Bernard Grancher’s “Soleil Gris Eclatant” was recorded at the same sessions as the sold out “Avenugle Etincelle” album (CiS052) from earlier this year. However, Bernard feels the LP has a much darker side.
He explains:
“Soleil Gris Eclatant was recorded under the same conditions as the Auveugle Etincelle cassette. However, it has a much darker side; it is a kind of logical continuation but in the burying of the ego and all the aspects which make the depreciation of the personality after a wounding episode in the personal life…
“The material used for the recording is in the image of this dark mood: the synthesizers are at the end of their life and are synchronized with the rhythm machines with difficulty, the tape recorders are atony and idle causing suffocating soundscapes.
“And despite everything, the music starts almost alone, as if moved by the residual force of these old machines which still testify to their loyalty to prove that they still have things to tell.
“Soleil Gris Eclatant tells a secret story; that of its author and the symbiosis which links him to his almost lifeless machines. It is the story of this light which arises from this marriage between the dressed man and the dying machines. A gray light but yet dazzling and hypnotic, a light that invites you to look it in the face to better penetrate you and live a little inside you.
“Who will listen to this curious sound testimony…”
The album is pressed on beautiful black and white splatter vinyl with luscious sci-fi artwork from Nick Taylor. All copies include two double sided art prints and all is housed in a plastic folder.

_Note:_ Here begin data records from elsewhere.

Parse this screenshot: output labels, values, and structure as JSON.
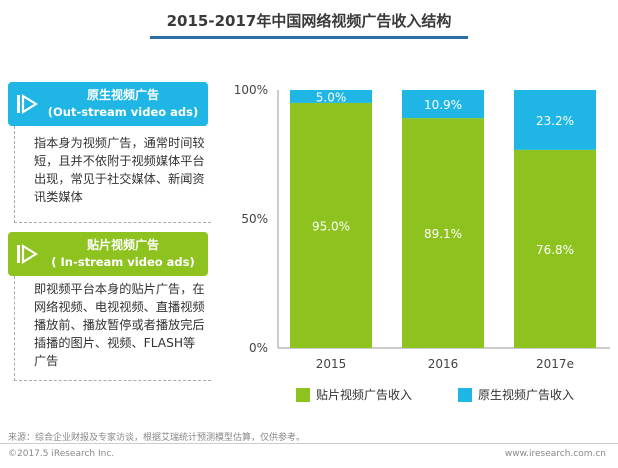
{
  "title": "2015-2017年中国网络视频广告收入结构",
  "left_panel": {
    "outstream": {
      "title_cn": "原生视频广告",
      "title_en": "(Out-stream video ads)",
      "description": "指本身为视频广告，通常时间较短，且并不依附于视频媒体平台出现，常见于社交媒体、新闻资讯类媒体"
    },
    "instream": {
      "title_cn": "贴片视频广告",
      "title_en": "( In-stream video ads)",
      "description": "即视频平台本身的贴片广告，在网络视频、电视视频、直播视频播放前、播放暂停或者播放完后插播的图片、视频、FLASH等广告"
    },
    "icon": "play-icon"
  },
  "chart_data": {
    "type": "bar",
    "stacked": true,
    "categories": [
      "2015",
      "2016",
      "2017e"
    ],
    "series": [
      {
        "name": "贴片视频广告收入",
        "values": [
          95.0,
          89.1,
          76.8
        ],
        "labels": [
          "95.0%",
          "89.1%",
          "76.8%"
        ],
        "color": "#8dc21f"
      },
      {
        "name": "原生视频广告收入",
        "values": [
          5.0,
          10.9,
          23.2
        ],
        "labels": [
          "5.0%",
          "10.9%",
          "23.2%"
        ],
        "color": "#1fb6e6"
      }
    ],
    "ylim": [
      0,
      100
    ],
    "yticks": [
      "0%",
      "50%",
      "100%"
    ],
    "ytick_values": [
      0,
      50,
      100
    ],
    "grid": false,
    "legend_position": "bottom"
  },
  "footer": {
    "source": "来源：综合企业财报及专家访谈，根据艾瑞统计预测模型估算，仅供参考。",
    "copyright": "©2017.5 iResearch Inc.",
    "website": "www.iresearch.com.cn"
  }
}
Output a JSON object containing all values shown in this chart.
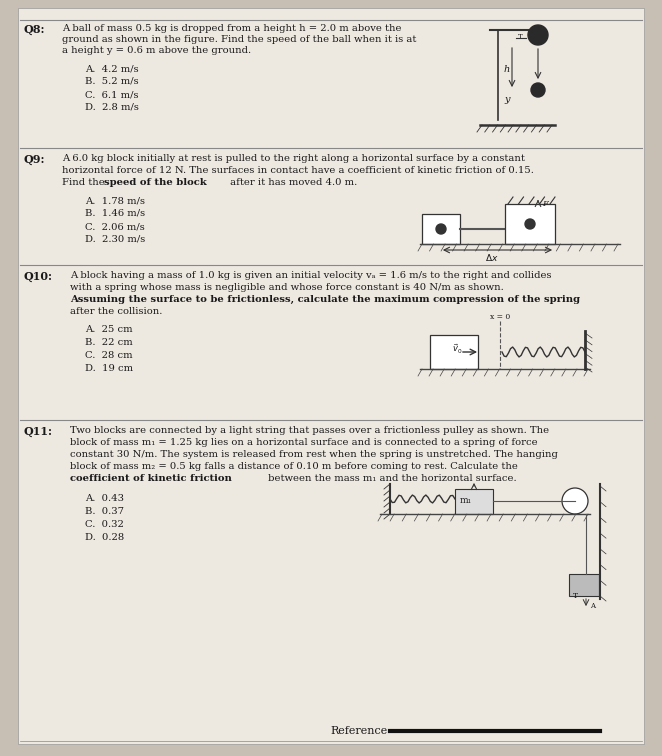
{
  "bg_color": "#c8bfb4",
  "paper_color": "#ede8e0",
  "text_color": "#1a1a1a",
  "figsize": [
    6.62,
    7.56
  ],
  "dpi": 100,
  "q8": {
    "label": "Q8:",
    "line1": "A ball of mass 0.5 kg is dropped from a height h = 2.0 m above the",
    "line2": "ground as shown in the figure. Find the speed of the ball when it is at",
    "line3": "a height y = 0.6 m above the ground.",
    "bold_start": "Find the speed of the ball",
    "choices": [
      "A.  4.2 m/s",
      "B.  5.2 m/s",
      "C.  6.1 m/s",
      "D.  2.8 m/s"
    ]
  },
  "q9": {
    "label": "Q9:",
    "line1": "A 6.0 kg block initially at rest is pulled to the right along a horizontal surface by a constant",
    "line2": "horizontal force of 12 N. The surfaces in contact have a coefficient of kinetic friction of 0.15.",
    "line3": "Find the speed of the block after it has moved 4.0 m.",
    "choices": [
      "A.  1.78 m/s",
      "B.  1.46 m/s",
      "C.  2.06 m/s",
      "D.  2.30 m/s"
    ]
  },
  "q10": {
    "label": "Q10:",
    "line1": "A block having a mass of 1.0 kg is given an initial velocity vₐ = 1.6 m/s to the right and collides",
    "line2": "with a spring whose mass is negligible and whose force constant is 40 N/m as shown.",
    "line3": "Assuming the surface to be frictionless, calculate the maximum compression of the spring",
    "line4": "after the collision.",
    "choices": [
      "A.  25 cm",
      "B.  22 cm",
      "C.  28 cm",
      "D.  19 cm"
    ]
  },
  "q11": {
    "label": "Q11:",
    "line1": "Two blocks are connected by a light string that passes over a frictionless pulley as shown. The",
    "line2": "block of mass m₁ = 1.25 kg lies on a horizontal surface and is connected to a spring of force",
    "line3": "constant 30 N/m. The system is released from rest when the spring is unstretched. The hanging",
    "line4": "block of mass m₂ = 0.5 kg falls a distance of 0.10 m before coming to rest. Calculate the",
    "line5_normal": "coefficient of kinetic friction",
    "line5_bold": "coefficient of kinetic friction",
    "line5_end": " between the mass m₁ and the horizontal surface.",
    "choices": [
      "A.  0.43",
      "B.  0.37",
      "C.  0.32",
      "D.  0.28"
    ]
  },
  "reference": "Reference"
}
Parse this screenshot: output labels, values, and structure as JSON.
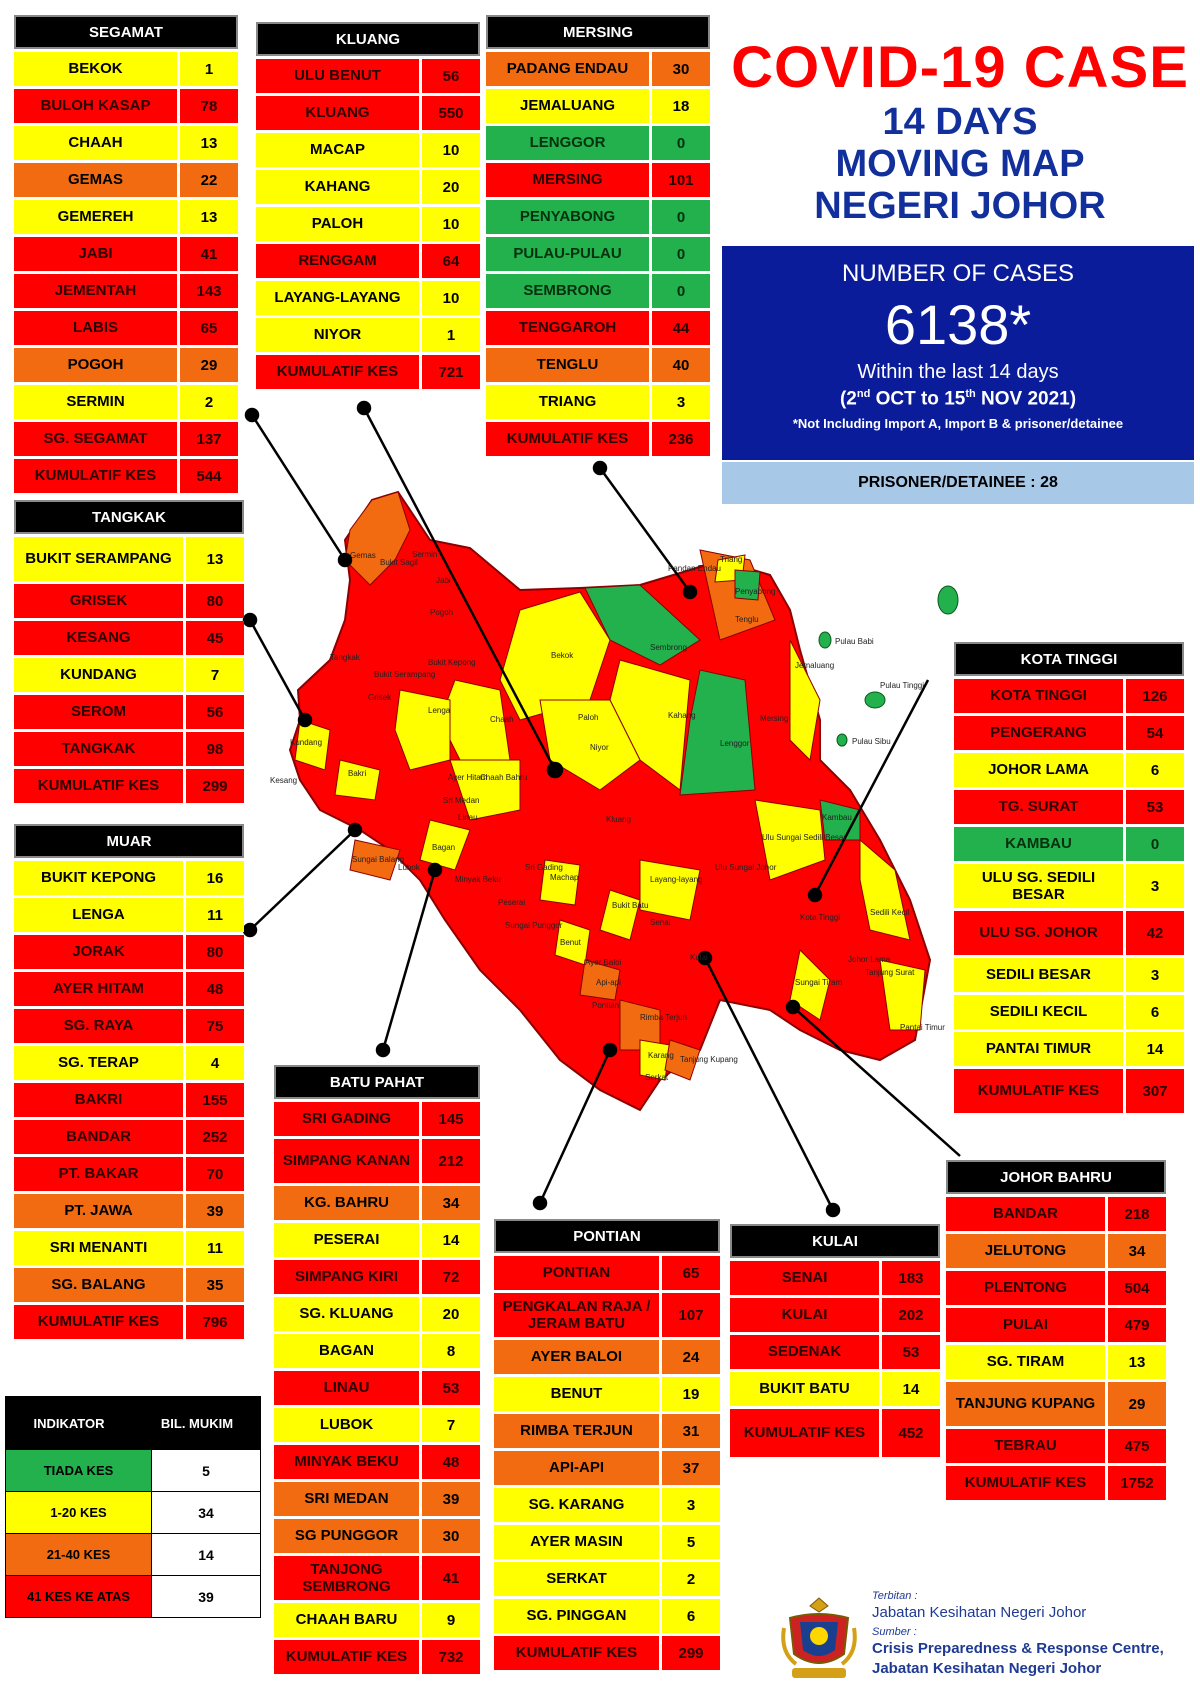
{
  "title": {
    "main": "COVID-19 CASE",
    "line1": "14 DAYS",
    "line2": "MOVING MAP",
    "line3": "NEGERI JOHOR"
  },
  "summary": {
    "label": "NUMBER OF CASES",
    "total": "6138*",
    "within": "Within the last 14 days",
    "range_a": "(2",
    "range_b": "nd",
    "range_c": " OCT to 15",
    "range_d": "th",
    "range_e": " NOV 2021)",
    "note": "*Not Including Import A, Import B & prisoner/detainee",
    "prisoner": "PRISONER/DETAINEE : 28"
  },
  "colors": {
    "none": "#22b14c",
    "low": "#ffff00",
    "mid": "#f26b11",
    "high": "#ff0000",
    "header": "#000000",
    "summary_bg": "#0a1c9a",
    "prisoner_bg": "#a8c8e8",
    "title_red": "#ff0000",
    "title_blue": "#12309b"
  },
  "districts": {
    "segamat": {
      "name": "SEGAMAT",
      "rows": [
        {
          "name": "BEKOK",
          "value": "1",
          "level": "yellow"
        },
        {
          "name": "BULOH KASAP",
          "value": "78",
          "level": "red"
        },
        {
          "name": "CHAAH",
          "value": "13",
          "level": "yellow"
        },
        {
          "name": "GEMAS",
          "value": "22",
          "level": "orange"
        },
        {
          "name": "GEMEREH",
          "value": "13",
          "level": "yellow"
        },
        {
          "name": "JABI",
          "value": "41",
          "level": "red"
        },
        {
          "name": "JEMENTAH",
          "value": "143",
          "level": "red"
        },
        {
          "name": "LABIS",
          "value": "65",
          "level": "red"
        },
        {
          "name": "POGOH",
          "value": "29",
          "level": "orange"
        },
        {
          "name": "SERMIN",
          "value": "2",
          "level": "yellow"
        },
        {
          "name": "SG. SEGAMAT",
          "value": "137",
          "level": "red"
        },
        {
          "name": "KUMULATIF KES",
          "value": "544",
          "level": "total"
        }
      ]
    },
    "kluang": {
      "name": "KLUANG",
      "rows": [
        {
          "name": "ULU BENUT",
          "value": "56",
          "level": "red"
        },
        {
          "name": "KLUANG",
          "value": "550",
          "level": "red"
        },
        {
          "name": "MACAP",
          "value": "10",
          "level": "yellow"
        },
        {
          "name": "KAHANG",
          "value": "20",
          "level": "yellow"
        },
        {
          "name": "PALOH",
          "value": "10",
          "level": "yellow"
        },
        {
          "name": "RENGGAM",
          "value": "64",
          "level": "red"
        },
        {
          "name": "LAYANG-LAYANG",
          "value": "10",
          "level": "yellow"
        },
        {
          "name": "NIYOR",
          "value": "1",
          "level": "yellow"
        },
        {
          "name": "KUMULATIF KES",
          "value": "721",
          "level": "total"
        }
      ]
    },
    "mersing": {
      "name": "MERSING",
      "rows": [
        {
          "name": "PADANG ENDAU",
          "value": "30",
          "level": "orange"
        },
        {
          "name": "JEMALUANG",
          "value": "18",
          "level": "yellow"
        },
        {
          "name": "LENGGOR",
          "value": "0",
          "level": "green"
        },
        {
          "name": "MERSING",
          "value": "101",
          "level": "red"
        },
        {
          "name": "PENYABONG",
          "value": "0",
          "level": "green"
        },
        {
          "name": "PULAU-PULAU",
          "value": "0",
          "level": "green"
        },
        {
          "name": "SEMBRONG",
          "value": "0",
          "level": "green"
        },
        {
          "name": "TENGGAROH",
          "value": "44",
          "level": "red"
        },
        {
          "name": "TENGLU",
          "value": "40",
          "level": "orange"
        },
        {
          "name": "TRIANG",
          "value": "3",
          "level": "yellow"
        },
        {
          "name": "KUMULATIF KES",
          "value": "236",
          "level": "total"
        }
      ]
    },
    "tangkak": {
      "name": "TANGKAK",
      "rows": [
        {
          "name": "BUKIT SERAMPANG",
          "value": "13",
          "level": "yellow",
          "tall": true
        },
        {
          "name": "GRISEK",
          "value": "80",
          "level": "red"
        },
        {
          "name": "KESANG",
          "value": "45",
          "level": "red"
        },
        {
          "name": "KUNDANG",
          "value": "7",
          "level": "yellow"
        },
        {
          "name": "SEROM",
          "value": "56",
          "level": "red"
        },
        {
          "name": "TANGKAK",
          "value": "98",
          "level": "red"
        },
        {
          "name": "KUMULATIF KES",
          "value": "299",
          "level": "total"
        }
      ]
    },
    "muar": {
      "name": "MUAR",
      "rows": [
        {
          "name": "BUKIT KEPONG",
          "value": "16",
          "level": "yellow"
        },
        {
          "name": "LENGA",
          "value": "11",
          "level": "yellow"
        },
        {
          "name": "JORAK",
          "value": "80",
          "level": "red"
        },
        {
          "name": "AYER HITAM",
          "value": "48",
          "level": "red"
        },
        {
          "name": "SG. RAYA",
          "value": "75",
          "level": "red"
        },
        {
          "name": "SG. TERAP",
          "value": "4",
          "level": "yellow"
        },
        {
          "name": "BAKRI",
          "value": "155",
          "level": "red"
        },
        {
          "name": "BANDAR",
          "value": "252",
          "level": "red"
        },
        {
          "name": "PT. BAKAR",
          "value": "70",
          "level": "red"
        },
        {
          "name": "PT. JAWA",
          "value": "39",
          "level": "orange"
        },
        {
          "name": "SRI MENANTI",
          "value": "11",
          "level": "yellow"
        },
        {
          "name": "SG. BALANG",
          "value": "35",
          "level": "orange"
        },
        {
          "name": "KUMULATIF KES",
          "value": "796",
          "level": "total"
        }
      ]
    },
    "kota_tinggi": {
      "name": "KOTA TINGGI",
      "rows": [
        {
          "name": "KOTA TINGGI",
          "value": "126",
          "level": "red"
        },
        {
          "name": "PENGERANG",
          "value": "54",
          "level": "red"
        },
        {
          "name": "JOHOR LAMA",
          "value": "6",
          "level": "yellow"
        },
        {
          "name": "TG. SURAT",
          "value": "53",
          "level": "red"
        },
        {
          "name": "KAMBAU",
          "value": "0",
          "level": "green"
        },
        {
          "name": "ULU SG. SEDILI BESAR",
          "value": "3",
          "level": "yellow",
          "tall": true
        },
        {
          "name": "ULU  SG. JOHOR",
          "value": "42",
          "level": "red",
          "tall": true
        },
        {
          "name": "SEDILI BESAR",
          "value": "3",
          "level": "yellow"
        },
        {
          "name": "SEDILI KECIL",
          "value": "6",
          "level": "yellow"
        },
        {
          "name": "PANTAI TIMUR",
          "value": "14",
          "level": "yellow"
        },
        {
          "name": "KUMULATIF KES",
          "value": "307",
          "level": "total",
          "tall": true
        }
      ]
    },
    "batu_pahat": {
      "name": "BATU PAHAT",
      "rows": [
        {
          "name": "SRI GADING",
          "value": "145",
          "level": "red"
        },
        {
          "name": "SIMPANG KANAN",
          "value": "212",
          "level": "red",
          "tall": true
        },
        {
          "name": "KG. BAHRU",
          "value": "34",
          "level": "orange"
        },
        {
          "name": "PESERAI",
          "value": "14",
          "level": "yellow"
        },
        {
          "name": "SIMPANG KIRI",
          "value": "72",
          "level": "red"
        },
        {
          "name": "SG. KLUANG",
          "value": "20",
          "level": "yellow"
        },
        {
          "name": "BAGAN",
          "value": "8",
          "level": "yellow"
        },
        {
          "name": "LINAU",
          "value": "53",
          "level": "red"
        },
        {
          "name": "LUBOK",
          "value": "7",
          "level": "yellow"
        },
        {
          "name": "MINYAK BEKU",
          "value": "48",
          "level": "red"
        },
        {
          "name": "SRI MEDAN",
          "value": "39",
          "level": "orange"
        },
        {
          "name": "SG PUNGGOR",
          "value": "30",
          "level": "orange"
        },
        {
          "name": "TANJONG SEMBRONG",
          "value": "41",
          "level": "red",
          "tall": true
        },
        {
          "name": "CHAAH BARU",
          "value": "9",
          "level": "yellow"
        },
        {
          "name": "KUMULATIF KES",
          "value": "732",
          "level": "total"
        }
      ]
    },
    "pontian": {
      "name": "PONTIAN",
      "rows": [
        {
          "name": "PONTIAN",
          "value": "65",
          "level": "red"
        },
        {
          "name": "PENGKALAN RAJA / JERAM BATU",
          "value": "107",
          "level": "red",
          "tall": true
        },
        {
          "name": "AYER BALOI",
          "value": "24",
          "level": "orange"
        },
        {
          "name": "BENUT",
          "value": "19",
          "level": "yellow"
        },
        {
          "name": "RIMBA TERJUN",
          "value": "31",
          "level": "orange"
        },
        {
          "name": "API-API",
          "value": "37",
          "level": "orange"
        },
        {
          "name": "SG. KARANG",
          "value": "3",
          "level": "yellow"
        },
        {
          "name": "AYER MASIN",
          "value": "5",
          "level": "yellow"
        },
        {
          "name": "SERKAT",
          "value": "2",
          "level": "yellow"
        },
        {
          "name": "SG. PINGGAN",
          "value": "6",
          "level": "yellow"
        },
        {
          "name": "KUMULATIF KES",
          "value": "299",
          "level": "total"
        }
      ]
    },
    "kulai": {
      "name": "KULAI",
      "rows": [
        {
          "name": "SENAI",
          "value": "183",
          "level": "red"
        },
        {
          "name": "KULAI",
          "value": "202",
          "level": "red"
        },
        {
          "name": "SEDENAK",
          "value": "53",
          "level": "red"
        },
        {
          "name": "BUKIT BATU",
          "value": "14",
          "level": "yellow"
        },
        {
          "name": "KUMULATIF KES",
          "value": "452",
          "level": "total",
          "tall2": true
        }
      ]
    },
    "johor_bahru": {
      "name": "JOHOR BAHRU",
      "rows": [
        {
          "name": "BANDAR",
          "value": "218",
          "level": "red"
        },
        {
          "name": "JELUTONG",
          "value": "34",
          "level": "orange"
        },
        {
          "name": "PLENTONG",
          "value": "504",
          "level": "red"
        },
        {
          "name": "PULAI",
          "value": "479",
          "level": "red"
        },
        {
          "name": "SG. TIRAM",
          "value": "13",
          "level": "yellow"
        },
        {
          "name": "TANJUNG KUPANG",
          "value": "29",
          "level": "orange",
          "tall": true
        },
        {
          "name": "TEBRAU",
          "value": "475",
          "level": "red"
        },
        {
          "name": "KUMULATIF KES",
          "value": "1752",
          "level": "total"
        }
      ]
    }
  },
  "indicator": {
    "header_left": "INDIKATOR",
    "header_right": "BIL. MUKIM",
    "rows": [
      {
        "label": "TIADA KES",
        "count": "5",
        "level": "green"
      },
      {
        "label": "1-20 KES",
        "count": "34",
        "level": "yellow"
      },
      {
        "label": "21-40 KES",
        "count": "14",
        "level": "orange"
      },
      {
        "label": "41 KES KE ATAS",
        "count": "39",
        "level": "red"
      }
    ]
  },
  "footer": {
    "published_by_label": "Terbitan :",
    "publisher": "Jabatan Kesihatan Negeri Johor",
    "source_label": "Sumber :",
    "source_line1": "Crisis Preparedness & Response Centre,",
    "source_line2": "Jabatan Kesihatan Negeri Johor"
  },
  "map_labels": [
    "Gemas",
    "Bukit Sagil",
    "Sermin",
    "Jabi",
    "Pogoh",
    "Tangkak",
    "Bukit Serampang",
    "Bukit Kepong",
    "Grisek",
    "Lenga",
    "Chaah",
    "Bekok",
    "Sembrong",
    "Paloh",
    "Niyor",
    "Kahang",
    "Lenggor",
    "Mersing",
    "Jemaluang",
    "Penyabong",
    "Triang",
    "Tenglu",
    "Pandan Endau",
    "Pulau Babi",
    "Pulau Tinggi",
    "Pulau Sibu",
    "Kesang",
    "Kundang",
    "Sri Medan",
    "Chaah Bahru",
    "Linau",
    "Machap",
    "Kluang",
    "Layang-layang",
    "Kambau",
    "Ulu Sungai Sedili Besar",
    "Ulu Sungai Johor",
    "Sedili Besar",
    "Kota Tinggi",
    "Johor Lama",
    "Sedili Kecil",
    "Pantai Timur",
    "Tanjung Surat",
    "Sungai Tiram",
    "Bukit Batu",
    "Senai",
    "Kulai",
    "Ayer Baloi",
    "Pontian",
    "Benut",
    "Api-api",
    "Rimba Terjun",
    "Serkat",
    "Karang",
    "Tanjung Kupang",
    "Bakri",
    "Sungai Balang",
    "Lubok",
    "Peserai",
    "Ayer Hitam",
    "Sri Gading",
    "Sungai Punggor",
    "Bagan",
    "Minyak Beku"
  ]
}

Review for “Avenugle Eticelle”:
Bernard Grancher’s sublime Aveugle Etincelle. Surrounded by artwork in homage to early-80s post-punk and industrial greyness, this 9-track 49-minute cassette (with download) collection mines rich seams of murkily-mesmeric electronic sounds; sometimes serenely suggesting how Brian Eno might have remoulded Kraftwerk’s Radio-Activity and at other times imagining early-Cabaret Voltaire reworking Tom Baker-era Doctor Who soundtracks.